The Americans were safely returned to the UK via Northern Ireland, and everyone was happy except poor Herr Edouard Hempel, the German consul in Dublin. He was furious. He came to Athenry to see for himself the crashed Fortress. He was satisfied that the repatriation of the Americans to Britain was a clear breach of Ireland’s ‘neutrality’. He reminded the de Valera government that under the 1907 Hague Convention, which governed neutrality during World War II, Ireland could not support the belligerents in a conflict, and was to deny them use of its territory.
After a while, Dublin replied to the effect that yes, the Flying Fortress was a weapon of war, but in this instance, it was converted to fly passengers, and was not on a belligerent mission.
I doubt if Hempel was happy with that explanation, but he had allowed a very serious opponent to escape internment here. The American army in World War II was fortunate to produce a series of excellent generals. General Devers was one of the best. Four months after his visit to Athenry he was appointed overall commander of US army forces in Europe. He trained and organised his men for D-day, and following the successful invasion of France he was appointed combat commander of the 6th Army Group. He distinguished himself by successfully leading American and French forces in Alsace, and the Colmer pocket; he crossed the Rhine, and had the satisfaction of accepting the surrender of German forces in western Austria on May 6 1945.
Glasses were raised in Athenry when news of the surrender to Devers was heard on the radio. No doubt glasses will be raised to Ambassador Crawford next Thursday.
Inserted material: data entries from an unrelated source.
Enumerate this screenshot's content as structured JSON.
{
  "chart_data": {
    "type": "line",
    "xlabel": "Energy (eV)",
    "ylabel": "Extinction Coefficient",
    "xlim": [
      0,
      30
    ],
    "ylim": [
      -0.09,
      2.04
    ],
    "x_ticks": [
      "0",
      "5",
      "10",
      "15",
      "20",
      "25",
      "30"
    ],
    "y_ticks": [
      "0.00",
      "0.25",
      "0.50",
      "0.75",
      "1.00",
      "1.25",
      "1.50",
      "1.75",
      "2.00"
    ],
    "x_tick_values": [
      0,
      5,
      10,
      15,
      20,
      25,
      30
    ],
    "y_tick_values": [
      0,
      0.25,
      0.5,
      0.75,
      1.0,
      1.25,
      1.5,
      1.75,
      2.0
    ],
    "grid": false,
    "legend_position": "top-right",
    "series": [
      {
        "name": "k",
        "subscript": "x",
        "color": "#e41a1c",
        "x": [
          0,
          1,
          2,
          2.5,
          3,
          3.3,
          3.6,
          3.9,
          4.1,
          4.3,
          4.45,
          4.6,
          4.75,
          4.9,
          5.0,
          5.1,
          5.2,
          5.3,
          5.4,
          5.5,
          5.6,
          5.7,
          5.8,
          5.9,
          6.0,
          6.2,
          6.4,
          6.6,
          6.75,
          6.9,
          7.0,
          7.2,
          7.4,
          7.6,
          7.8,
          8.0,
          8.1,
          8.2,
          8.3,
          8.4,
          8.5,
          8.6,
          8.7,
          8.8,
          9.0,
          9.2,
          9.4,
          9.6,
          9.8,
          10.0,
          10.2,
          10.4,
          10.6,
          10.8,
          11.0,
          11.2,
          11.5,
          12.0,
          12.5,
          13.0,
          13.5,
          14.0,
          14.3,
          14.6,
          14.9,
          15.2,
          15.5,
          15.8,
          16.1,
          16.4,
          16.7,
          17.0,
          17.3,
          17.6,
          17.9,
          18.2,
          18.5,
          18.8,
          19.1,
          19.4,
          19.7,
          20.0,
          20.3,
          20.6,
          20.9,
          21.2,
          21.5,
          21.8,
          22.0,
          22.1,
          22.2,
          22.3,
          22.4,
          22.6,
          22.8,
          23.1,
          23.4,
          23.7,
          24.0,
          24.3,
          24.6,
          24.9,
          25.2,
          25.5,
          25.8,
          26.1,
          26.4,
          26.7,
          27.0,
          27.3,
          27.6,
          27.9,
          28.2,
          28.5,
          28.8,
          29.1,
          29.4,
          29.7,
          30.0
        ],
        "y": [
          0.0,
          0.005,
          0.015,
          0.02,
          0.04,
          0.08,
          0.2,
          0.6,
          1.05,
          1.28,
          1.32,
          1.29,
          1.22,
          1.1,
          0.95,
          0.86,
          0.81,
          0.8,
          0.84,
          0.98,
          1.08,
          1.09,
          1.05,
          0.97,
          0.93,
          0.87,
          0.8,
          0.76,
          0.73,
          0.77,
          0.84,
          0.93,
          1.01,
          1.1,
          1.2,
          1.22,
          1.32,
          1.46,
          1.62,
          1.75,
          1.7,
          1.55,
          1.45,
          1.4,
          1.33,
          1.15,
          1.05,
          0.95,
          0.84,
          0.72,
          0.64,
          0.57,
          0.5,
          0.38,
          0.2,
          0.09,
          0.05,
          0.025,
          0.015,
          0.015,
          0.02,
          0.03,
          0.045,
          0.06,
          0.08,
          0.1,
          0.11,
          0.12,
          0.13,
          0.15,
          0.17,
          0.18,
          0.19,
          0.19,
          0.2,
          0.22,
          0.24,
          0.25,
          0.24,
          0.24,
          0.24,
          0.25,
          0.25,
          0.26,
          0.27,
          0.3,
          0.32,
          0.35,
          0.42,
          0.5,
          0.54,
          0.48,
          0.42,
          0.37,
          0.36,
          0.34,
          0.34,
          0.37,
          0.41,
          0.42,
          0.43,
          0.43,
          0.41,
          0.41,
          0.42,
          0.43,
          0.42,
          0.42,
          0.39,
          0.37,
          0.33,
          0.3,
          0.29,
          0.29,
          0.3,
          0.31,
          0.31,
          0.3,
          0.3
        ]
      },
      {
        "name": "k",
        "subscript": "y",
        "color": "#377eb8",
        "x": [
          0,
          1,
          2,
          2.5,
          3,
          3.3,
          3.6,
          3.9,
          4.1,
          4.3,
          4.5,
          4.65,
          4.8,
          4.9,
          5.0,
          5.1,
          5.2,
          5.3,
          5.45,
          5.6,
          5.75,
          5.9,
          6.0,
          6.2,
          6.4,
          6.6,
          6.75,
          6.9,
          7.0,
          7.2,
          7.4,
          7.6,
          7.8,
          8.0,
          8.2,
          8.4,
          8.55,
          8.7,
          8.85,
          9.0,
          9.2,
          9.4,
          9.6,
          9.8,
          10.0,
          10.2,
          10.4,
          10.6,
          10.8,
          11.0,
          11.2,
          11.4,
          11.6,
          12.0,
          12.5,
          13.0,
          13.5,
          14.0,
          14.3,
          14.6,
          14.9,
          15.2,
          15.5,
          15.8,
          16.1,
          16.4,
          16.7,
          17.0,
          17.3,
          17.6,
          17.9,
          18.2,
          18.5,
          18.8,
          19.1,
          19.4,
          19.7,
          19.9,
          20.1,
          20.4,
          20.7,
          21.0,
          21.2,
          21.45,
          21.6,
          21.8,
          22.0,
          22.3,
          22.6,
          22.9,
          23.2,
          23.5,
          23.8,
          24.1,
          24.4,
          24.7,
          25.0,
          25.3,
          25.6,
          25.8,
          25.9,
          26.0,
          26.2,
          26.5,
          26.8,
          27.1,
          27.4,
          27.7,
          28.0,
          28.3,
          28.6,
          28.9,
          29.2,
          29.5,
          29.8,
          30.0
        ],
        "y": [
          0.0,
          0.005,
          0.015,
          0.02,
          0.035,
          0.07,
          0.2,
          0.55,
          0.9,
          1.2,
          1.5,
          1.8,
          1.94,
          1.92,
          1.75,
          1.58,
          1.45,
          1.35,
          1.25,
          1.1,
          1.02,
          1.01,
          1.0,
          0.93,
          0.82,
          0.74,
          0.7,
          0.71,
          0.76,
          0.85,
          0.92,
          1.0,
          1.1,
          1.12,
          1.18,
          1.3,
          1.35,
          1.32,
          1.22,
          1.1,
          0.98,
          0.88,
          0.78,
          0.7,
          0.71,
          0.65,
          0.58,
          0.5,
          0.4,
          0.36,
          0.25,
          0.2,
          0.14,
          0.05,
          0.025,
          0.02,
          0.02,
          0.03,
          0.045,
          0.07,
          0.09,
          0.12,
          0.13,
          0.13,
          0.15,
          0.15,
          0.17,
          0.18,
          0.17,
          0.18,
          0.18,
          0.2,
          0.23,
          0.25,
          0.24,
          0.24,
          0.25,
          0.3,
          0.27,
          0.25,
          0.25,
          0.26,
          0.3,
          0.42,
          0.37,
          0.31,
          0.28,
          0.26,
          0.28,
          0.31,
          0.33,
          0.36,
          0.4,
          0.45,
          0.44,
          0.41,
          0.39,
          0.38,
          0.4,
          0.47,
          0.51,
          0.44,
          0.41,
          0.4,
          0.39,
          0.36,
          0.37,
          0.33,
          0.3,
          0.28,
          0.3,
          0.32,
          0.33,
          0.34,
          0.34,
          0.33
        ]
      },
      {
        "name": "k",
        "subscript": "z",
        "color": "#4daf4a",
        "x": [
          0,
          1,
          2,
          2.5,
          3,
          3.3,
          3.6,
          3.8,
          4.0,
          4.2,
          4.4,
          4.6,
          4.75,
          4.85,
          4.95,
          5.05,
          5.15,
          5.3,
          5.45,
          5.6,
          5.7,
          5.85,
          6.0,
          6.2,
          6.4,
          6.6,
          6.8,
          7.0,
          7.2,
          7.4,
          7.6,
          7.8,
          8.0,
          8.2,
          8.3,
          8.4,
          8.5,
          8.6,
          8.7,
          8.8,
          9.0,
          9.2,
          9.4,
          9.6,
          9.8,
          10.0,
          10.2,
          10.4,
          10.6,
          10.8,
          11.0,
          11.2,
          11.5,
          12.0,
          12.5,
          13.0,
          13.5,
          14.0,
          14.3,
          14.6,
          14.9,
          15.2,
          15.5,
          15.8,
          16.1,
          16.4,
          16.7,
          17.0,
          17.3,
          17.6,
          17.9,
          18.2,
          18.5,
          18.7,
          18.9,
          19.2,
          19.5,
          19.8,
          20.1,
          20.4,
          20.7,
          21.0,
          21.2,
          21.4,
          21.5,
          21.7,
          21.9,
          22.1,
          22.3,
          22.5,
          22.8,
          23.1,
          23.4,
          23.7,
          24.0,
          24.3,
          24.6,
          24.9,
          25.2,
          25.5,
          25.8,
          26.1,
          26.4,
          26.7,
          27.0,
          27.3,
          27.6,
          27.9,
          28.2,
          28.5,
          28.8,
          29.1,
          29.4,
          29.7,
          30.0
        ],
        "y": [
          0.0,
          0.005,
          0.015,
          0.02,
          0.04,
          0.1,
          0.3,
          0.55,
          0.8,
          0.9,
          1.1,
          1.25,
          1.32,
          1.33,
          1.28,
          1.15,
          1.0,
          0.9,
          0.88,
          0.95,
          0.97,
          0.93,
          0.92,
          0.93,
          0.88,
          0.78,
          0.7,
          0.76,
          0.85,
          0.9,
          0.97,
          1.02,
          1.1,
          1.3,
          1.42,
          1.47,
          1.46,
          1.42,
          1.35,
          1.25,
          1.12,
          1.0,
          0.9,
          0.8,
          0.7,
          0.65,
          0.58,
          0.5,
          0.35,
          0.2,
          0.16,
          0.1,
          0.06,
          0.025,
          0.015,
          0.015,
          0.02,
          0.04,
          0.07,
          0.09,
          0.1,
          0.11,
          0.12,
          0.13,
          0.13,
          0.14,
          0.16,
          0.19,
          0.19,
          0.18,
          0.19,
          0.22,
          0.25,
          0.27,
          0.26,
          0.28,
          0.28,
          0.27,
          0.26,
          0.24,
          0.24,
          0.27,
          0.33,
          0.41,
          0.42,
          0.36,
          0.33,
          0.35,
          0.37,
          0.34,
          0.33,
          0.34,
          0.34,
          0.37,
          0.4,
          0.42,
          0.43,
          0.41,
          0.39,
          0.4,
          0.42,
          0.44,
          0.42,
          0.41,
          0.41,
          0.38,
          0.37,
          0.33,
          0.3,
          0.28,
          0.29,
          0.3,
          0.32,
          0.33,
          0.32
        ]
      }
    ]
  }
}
* Damnyankee - A WW II Story of Tragedy and Survival off the West of Ireland, by Thomas L Walsh, printed in the USA 2009.
**Beside General Devers, the other senior army brass included Maj General Edward H Brooks, Brig General Gladeon M Barnes, Brig General Williston B Palmer, Col William T Sexton, and Major Earle L Hormel. The story of the arrival of Stinky in Athenry is very well told in Eagles Over Ireland by Paul Browne, published 2003.